Security
tradingmaster-ai-sentinel
Written by
TradingMaster AI Sentinel
4 min read

The 'Passive Income' Trap: Why That YouTube MEV Bot Is a Scam

The 'Passive Income' Trap: Why That YouTube MEV Bot Is a Scam

Executive Summary: If you search for 'Crypto Trading Bot' on YouTube, you will find thousands of videos promising huge returns. They ask you to copy-paste code into Remix. This article deconstructs the 'Mempool Front-Runner' scam and the hidden code that steals your deposit.



1. The Hook: "Copy-Paste Wealth"

You are browsing YouTube or TikTok. You see a video titled:

"Build a Uniswap Front-Running Bot with ChatGPT (No Coding Needed) - $600/Day Profit!"

The video is high quality. The narrator sounds professional. They show "live proof" of a wallet earning ETH automatically.

The Instruction:

  1. Go to Remix.ethereum.org (a legitimate developer tool).
  2. Copy the "Bot Code" from the video description / Pastebin.
  3. Deploy the contract.
  4. Fund the contract with 0.5 ETH or more (to "fuel" the trading).
  5. Click "Start."

Clickbait YouTube Scam

2. The Trap: The Start() Function

You deploy the contract. You send the 0.5 ETH. You click "Start."

What you expect: The bot starts scanning the mempool to front-run trades and profit.

What actually happens: The 0.5 ETH is instantly transferred to the scammer's wallet.

3. The Code: Security by Obscurity

How did you miss it? You looked at the code!

The scammer uses Obfuscation.

The code usually looks like this:

function start() public payable {
    emit Log("Running Front Run function...");
    manager.performTasks();
}

function performTasks() {
    // Looks complicated...
    bytes memory _data = hex"68747470733a2f2f..."; // Massive hex string
    // ...
}

The scammer hides their wallet address inside that massive, unreadable list of Hexadecimal numbers or imports it from a separate "IPFS" file referenced in the code.
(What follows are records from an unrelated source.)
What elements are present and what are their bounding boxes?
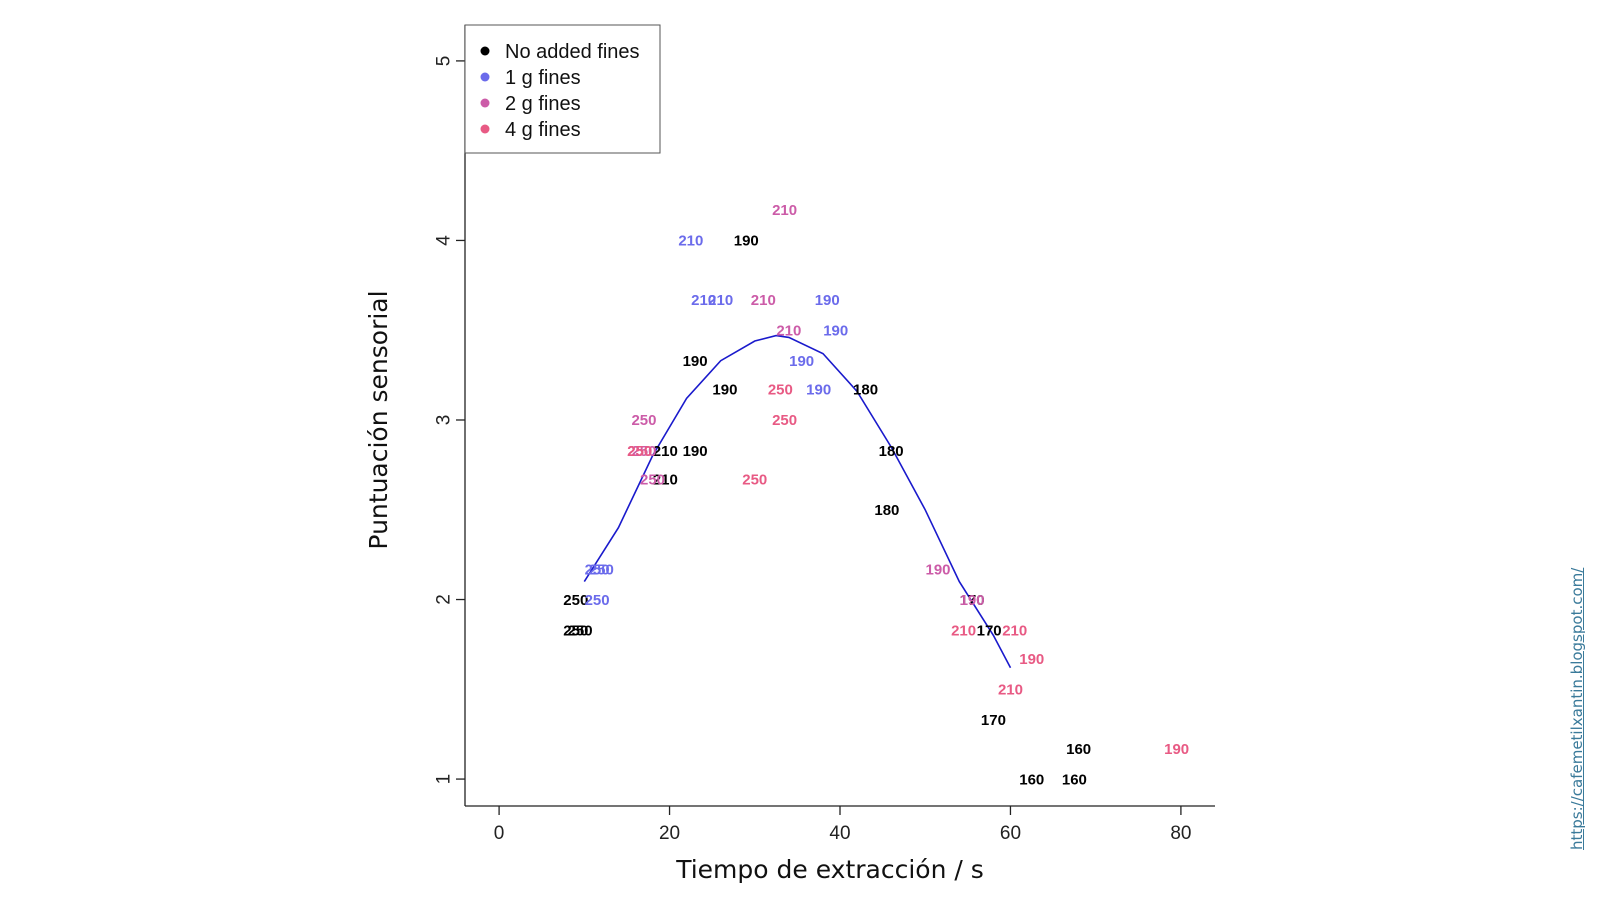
data-point: 190 bbox=[1019, 651, 1044, 668]
y-axis-title: Puntuación sensorial bbox=[364, 290, 393, 549]
data-point: 180 bbox=[874, 502, 899, 519]
x-tick-label: 40 bbox=[829, 823, 850, 844]
y-tick-label: 4 bbox=[434, 235, 455, 246]
legend-entry: 2 g fines bbox=[505, 93, 581, 115]
y-tick-label: 2 bbox=[434, 594, 455, 605]
fit-curve-line bbox=[583, 334, 1012, 669]
data-point: 190 bbox=[683, 353, 708, 370]
data-point: 180 bbox=[853, 382, 878, 399]
data-point: 210 bbox=[776, 322, 801, 339]
x-tick-label: 0 bbox=[494, 823, 505, 844]
data-point: 210 bbox=[1002, 622, 1027, 639]
data-point: 190 bbox=[734, 233, 759, 250]
data-point: 190 bbox=[712, 382, 737, 399]
data-point: 190 bbox=[683, 443, 708, 460]
data-point: 250 bbox=[563, 622, 588, 639]
data-point: 210 bbox=[653, 443, 678, 460]
legend-entry: No added fines bbox=[505, 41, 640, 63]
data-point: 210 bbox=[951, 622, 976, 639]
data-point: 250 bbox=[589, 561, 614, 578]
data-point: 190 bbox=[815, 292, 840, 309]
data-point: 210 bbox=[998, 682, 1023, 699]
data-point: 250 bbox=[585, 561, 610, 578]
data-point: 250 bbox=[631, 412, 656, 429]
data-point: 210 bbox=[772, 202, 797, 219]
x-axis: 0 20 40 60 80 bbox=[494, 806, 1191, 844]
data-point: 180 bbox=[879, 443, 904, 460]
legend-marker bbox=[480, 72, 490, 82]
data-point: 190 bbox=[925, 561, 950, 578]
y-axis: 1 2 3 4 5 bbox=[434, 56, 465, 785]
data-point: 170 bbox=[960, 592, 985, 609]
data-point: 250 bbox=[627, 443, 652, 460]
data-point: 170 bbox=[981, 712, 1006, 729]
y-tick-label: 5 bbox=[434, 56, 455, 67]
legend-marker bbox=[480, 98, 490, 108]
data-point: 210 bbox=[691, 292, 716, 309]
y-tick-label: 1 bbox=[434, 774, 455, 785]
data-point: 250 bbox=[568, 622, 593, 639]
data-point: 190 bbox=[789, 353, 814, 370]
data-point: 170 bbox=[977, 622, 1002, 639]
data-point: 250 bbox=[640, 471, 665, 488]
data-point: 250 bbox=[563, 592, 588, 609]
legend-marker bbox=[480, 124, 490, 134]
x-tick-label: 80 bbox=[1170, 823, 1191, 844]
legend-marker bbox=[480, 46, 490, 56]
data-point: 250 bbox=[585, 592, 610, 609]
data-point: 210 bbox=[678, 233, 703, 250]
data-point: 190 bbox=[960, 592, 985, 609]
legend: No added fines 1 g fines 2 g fines 4 g fine… bbox=[464, 24, 661, 154]
data-point: 210 bbox=[708, 292, 733, 309]
y-tick-label: 3 bbox=[434, 415, 455, 426]
data-point: 250 bbox=[772, 412, 797, 429]
x-tick-label: 60 bbox=[1000, 823, 1021, 844]
x-tick-label: 20 bbox=[659, 823, 680, 844]
x-axis-title: Tiempo de extracción / s bbox=[675, 855, 984, 884]
data-point: 160 bbox=[1019, 771, 1044, 788]
data-point: 250 bbox=[768, 382, 793, 399]
data-point: 160 bbox=[1066, 741, 1091, 758]
watermark-link[interactable]: https://cafemetilxantin.blogspot.com/ bbox=[1553, 520, 1586, 850]
legend-entry: 4 g fines bbox=[505, 119, 581, 141]
data-point: 250 bbox=[627, 443, 652, 460]
data-point: 250 bbox=[631, 443, 656, 460]
data-point: 190 bbox=[806, 382, 831, 399]
data-point: 210 bbox=[653, 471, 678, 488]
data-point: 160 bbox=[1062, 771, 1087, 788]
data-point: 250 bbox=[742, 471, 767, 488]
legend-box bbox=[464, 24, 661, 154]
data-point: 190 bbox=[823, 322, 848, 339]
watermark-text[interactable]: https://cafemetilxantin.blogspot.com/ bbox=[1568, 567, 1586, 850]
data-point: 190 bbox=[1164, 741, 1189, 758]
fit-curve bbox=[583, 334, 1012, 669]
data-point: 210 bbox=[751, 292, 776, 309]
legend-entry: 1 g fines bbox=[505, 67, 581, 89]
When you click start(), the contract reconstructs the scammer's address from the hex data and executes a transfer(address(this).balance).

Malicious Solidity Code

4. How to Spot the Scam

The "marketing"

  • Comments are bots: Look at the comments section. It's full of "Wow, this works!" and "I made 2 ETH today!" from accounts created 2 days ago.
  • High Returns/Low Effort: Front-running (MEV) is incredibly competitive. It requires millions of dollars in liquidity and sub-millisecond latency. You cannot do it with a 50-line Solidity script on Remix.

The Code

  • Imports from weird URLs: Does the code import from github.com/RandomUser/mempool-api?
  • Unreadable Logic: If the code uses huge blocks of hex"..." or complex assembly for simple tasks, it is hiding a destination address.

Obfuscated Code Maze

5. Defense: Read Before You Deploy

Never deploy code you don't understand, especially if it handles money.

  • Use a Simulator: Tools like Tenderly allow you to simulate a transaction before sending real ETH. If you simulated the "Start" button, you would see the ETH leaving your wallet to an unknown address.
  • The Golden Rule: If a bot was truly printing $500/day for free, the creator would keep it for themselves—they wouldn't put it on YouTube.

Related: Scams often rely on you running code blindly. Read about the Collaborator Trap, where scammers trick devs into testing malicious bots. Also, learn how Ice Phishing uses fake "Bot Activation" buttons to steal permissions.

Conclusion

There is no "Cheat Code" for crypto trading. Profitable algorithms are closely guarded secrets, not Pastebin links. If it seems too easy, you are the yield.